El Umia fue superior desde el arranque a un Domaio endeble, indefinido en su propuesta, sin decantarse por el balón ni por la intensidad en su disputa. Camiño allanaba el partido a los 6 minutos, con un saque de falta escorada que colocó en la red por el escuadra larga. Con el partido plácido, Chu y Jito dispusieron de ocasiones de gol que no rubricaron. Fue así que, el equipo gustándose en la llegada, confiado y hasta relajado en exceso, encajó el empate en una acción aislada en el 29, cuando en un saque de córner botado por el Domaio el despeje largo le llegó a Lagoa que empaló con el empeine de su derecha desde fuera del área subiendo un bello gol por la escuadra.
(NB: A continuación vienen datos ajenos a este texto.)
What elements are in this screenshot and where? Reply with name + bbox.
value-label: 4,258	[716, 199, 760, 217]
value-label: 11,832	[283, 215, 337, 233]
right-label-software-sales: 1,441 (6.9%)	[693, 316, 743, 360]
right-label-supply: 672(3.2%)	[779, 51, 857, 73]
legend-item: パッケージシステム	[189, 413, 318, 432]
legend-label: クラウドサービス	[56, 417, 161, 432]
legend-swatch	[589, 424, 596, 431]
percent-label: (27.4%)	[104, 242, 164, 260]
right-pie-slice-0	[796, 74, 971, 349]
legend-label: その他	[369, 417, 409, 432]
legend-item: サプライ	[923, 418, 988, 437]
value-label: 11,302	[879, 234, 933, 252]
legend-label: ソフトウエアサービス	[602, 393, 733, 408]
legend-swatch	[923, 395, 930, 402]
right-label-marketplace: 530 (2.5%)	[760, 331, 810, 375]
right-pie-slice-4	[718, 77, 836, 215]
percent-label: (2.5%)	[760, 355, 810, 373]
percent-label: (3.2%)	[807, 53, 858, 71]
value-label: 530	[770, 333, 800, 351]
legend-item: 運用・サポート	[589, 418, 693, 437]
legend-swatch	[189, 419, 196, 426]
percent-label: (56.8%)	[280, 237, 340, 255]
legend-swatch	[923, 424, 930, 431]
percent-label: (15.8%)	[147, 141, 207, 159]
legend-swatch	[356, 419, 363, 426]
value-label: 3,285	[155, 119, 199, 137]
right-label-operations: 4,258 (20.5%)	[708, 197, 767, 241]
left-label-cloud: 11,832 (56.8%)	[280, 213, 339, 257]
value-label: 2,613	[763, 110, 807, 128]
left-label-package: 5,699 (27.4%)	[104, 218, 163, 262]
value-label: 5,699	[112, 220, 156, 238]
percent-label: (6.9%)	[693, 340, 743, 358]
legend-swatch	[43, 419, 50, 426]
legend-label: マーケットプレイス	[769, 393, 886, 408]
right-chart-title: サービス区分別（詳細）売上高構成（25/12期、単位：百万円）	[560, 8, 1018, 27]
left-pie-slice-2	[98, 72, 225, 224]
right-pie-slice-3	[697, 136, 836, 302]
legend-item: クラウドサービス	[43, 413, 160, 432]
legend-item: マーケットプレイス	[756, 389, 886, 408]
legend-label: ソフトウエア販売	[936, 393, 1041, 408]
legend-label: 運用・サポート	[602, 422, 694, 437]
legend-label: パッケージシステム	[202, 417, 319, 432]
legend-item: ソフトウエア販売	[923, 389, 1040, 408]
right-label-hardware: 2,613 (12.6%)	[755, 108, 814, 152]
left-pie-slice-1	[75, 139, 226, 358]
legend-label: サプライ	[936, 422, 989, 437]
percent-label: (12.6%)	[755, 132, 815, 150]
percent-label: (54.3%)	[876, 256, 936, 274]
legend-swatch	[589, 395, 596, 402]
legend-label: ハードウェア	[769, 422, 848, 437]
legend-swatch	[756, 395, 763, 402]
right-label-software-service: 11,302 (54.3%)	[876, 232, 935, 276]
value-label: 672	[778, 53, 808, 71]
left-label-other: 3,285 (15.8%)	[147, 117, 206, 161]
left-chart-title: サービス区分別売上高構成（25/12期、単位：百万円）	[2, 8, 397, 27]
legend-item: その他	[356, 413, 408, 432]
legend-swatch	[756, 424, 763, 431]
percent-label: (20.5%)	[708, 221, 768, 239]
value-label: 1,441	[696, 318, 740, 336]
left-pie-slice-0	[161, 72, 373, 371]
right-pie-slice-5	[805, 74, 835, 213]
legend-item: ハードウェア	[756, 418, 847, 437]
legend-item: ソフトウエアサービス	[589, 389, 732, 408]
Reaccionó de inmediato Piscis desde el banco dando entrada a Sayar por Miguel, disponiendo dos delanteros natos arriba y bajando a Camiño a mediocentro puro quien, junto con Vixo, pasó a mandar en la medular para surtir de balones a sus atacantes. Y muy pronto, ya en el 30, el Umia encontró premio en una internada por la izquierda de Jaime, cuyo centro al área lo remataba en su especialidad de cabeza Chu a la red.

En el 40 Camiño disipaba dudas en un balón que él conducía por el centro, con el que dribló para colocárselo a la derecha y de disparo lejano batía a Pesqueira por la escuadra en lo que era el gol de partido. Cuatro minutos después los rojillos encarrilaban el choque en una acción por izquierda que Jito remató al poste en el primer palo, y el rechace largo acabó en el centro del área en las botas del delantero Sayar, que, tras acomodarlo a su derecha, chutó batiendo a Pesqueira.

Con el 4-1 la segunda parte se convirtió en trámite, laxo, sin apenas intensidad, ni apenas faltas para parar un partido resuelto. Sí hubo algunas opciones aisladas de gol, primero, por los visitantes, en un balón suelto que Olivera remató al palo de Eloy (min. 56), y luego por medio de Chu en un remate de cabeza abajo, a pie de palo, que Pesqueira desvió a córner. Y en el 78 Borja cazó un balón servido desde la banda que remató mordido subiendo el 4-2, celebrado en silencio por los visitantes. Parecía cobrar bríos por un momento el Domaio, pero lo desactivó el Umia con su superioridad técnica y física que, no obstante, aderezó con algunas pérdidas de tiempo que hasta le costaron una amarilla ingenua a Camiño en el cambio que Piscis ordenaba en el 86. Un triunfo balsámico después de dos derrotas que permite al Umia engancharse de nuevo a la zona noble.